Is there anyone else out there who dreads these as much as I used to? Of course, the most obvious reason is because it means you will soon be saying good-bye to your soldier. But there are other reasons to dread it as well. Though that doesn't mean you should avoid going to them because of it.
I realize that the Army needs a lot of information before they send your soldier to the opposite side of the globe and that it needs to be as updated and accurate as possible. But there has to be a better time to obtain it than when you are already in basketcase mode counting down the hours until he leaves. Perhaps it is only his unit that liked to hold these just a day or two before they left but ours always worked out that way. You know how it is at that time. The most innocent thing will send you into a crying frenzy.
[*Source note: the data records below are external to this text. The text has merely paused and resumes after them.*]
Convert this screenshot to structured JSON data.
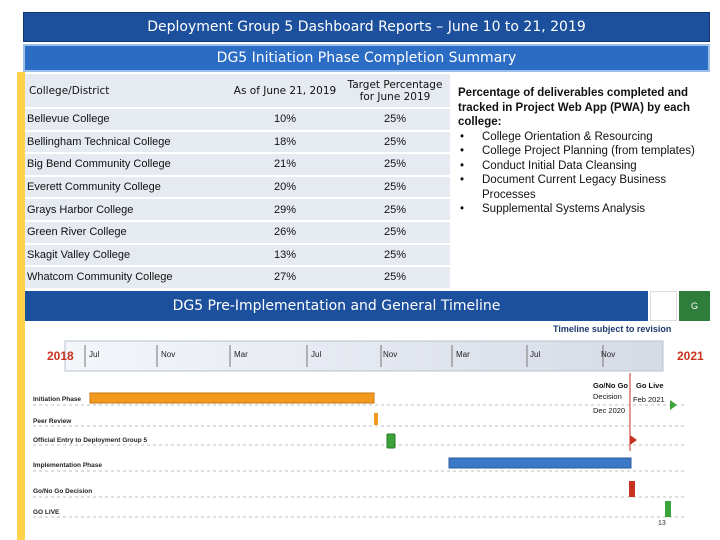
{
  "header": {
    "title": "Deployment Group 5 Dashboard Reports – June 10 to 21, 2019",
    "section_title": "DG5 Initiation Phase Completion Summary"
  },
  "summary_table": {
    "columns": [
      "College/District",
      "As of June 21, 2019",
      "Target Percentage for June 2019"
    ],
    "rows": [
      [
        "Bellevue College",
        "10%",
        "25%"
      ],
      [
        "Bellingham Technical College",
        "18%",
        "25%"
      ],
      [
        "Big Bend Community College",
        "21%",
        "25%"
      ],
      [
        "Everett Community College",
        "20%",
        "25%"
      ],
      [
        "Grays Harbor College",
        "29%",
        "25%"
      ],
      [
        "Green River College",
        "26%",
        "25%"
      ],
      [
        "Skagit Valley College",
        "13%",
        "25%"
      ],
      [
        "Whatcom Community College",
        "27%",
        "25%"
      ]
    ]
  },
  "notes": {
    "title": "Percentage of deliverables completed and tracked in Project Web App (PWA) by each college:",
    "items": [
      "College Orientation & Resourcing",
      "College Project Planning (from templates)",
      "Conduct Initial Data Cleansing",
      "Document Current Legacy Business Processes",
      "Supplemental Systems Analysis"
    ]
  },
  "timeline": {
    "title": "DG5 Pre-Implementation and General Timeline",
    "badge": "G",
    "subtitle": "Timeline subject to revision",
    "start_year": "2018",
    "end_year": "2021",
    "months": [
      "Jul",
      "Nov",
      "Mar",
      "Jul",
      "Nov",
      "Mar",
      "Jul",
      "Nov"
    ],
    "milestones": {
      "gonogo_label": "Go/No Go",
      "gonogo_sub1": "Decision",
      "gonogo_sub2": "Dec 2020",
      "golive_label": "Go Live",
      "golive_sub": "Feb 2021"
    },
    "rows": [
      "Initiation Phase",
      "Peer Review",
      "Official Entry to Deployment Group 5",
      "Implementation Phase",
      "Go/No Go Decision",
      "GO LIVE"
    ],
    "page_number": "13"
  }
}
That's not the time that I want to be drawing out a map to show the Army how to get to my house in the event that I will be getting the dreaded knock on the door. Nor am I in the right frame of mind to have to decide (on the spot) who I want to be notified so they can be there with me when I'm notified. I don't know phone numbers and addresses of family members off the top of my head either. And really even if I did, I doubt I could recall them at that moment with the other thousand thoughts going through my brain.
This briefing was always the time when the unit (or perhaps under orders of the big Army) decided to bring in a rep from every organization on post or close to post to tell us about their services. But at that point, there's only a few things I'm concerned with - when he's leaving, when he's coming back and an address of where he'll be. Other than that, I don't really care. Not that the information isn't useful - it is. But there has to be a better time to give it to me, preferably in writing, than at that time. Because truthfully, the only thing I could think about during those briefings was the fact that my husband was probably sitting beside me for the last time for quite a while and that with every minute the speaker ran their mouth, the amount of time I had left with him diminished by another minute.
So am I alone? How were your deployment briefings run? How would you do things differently?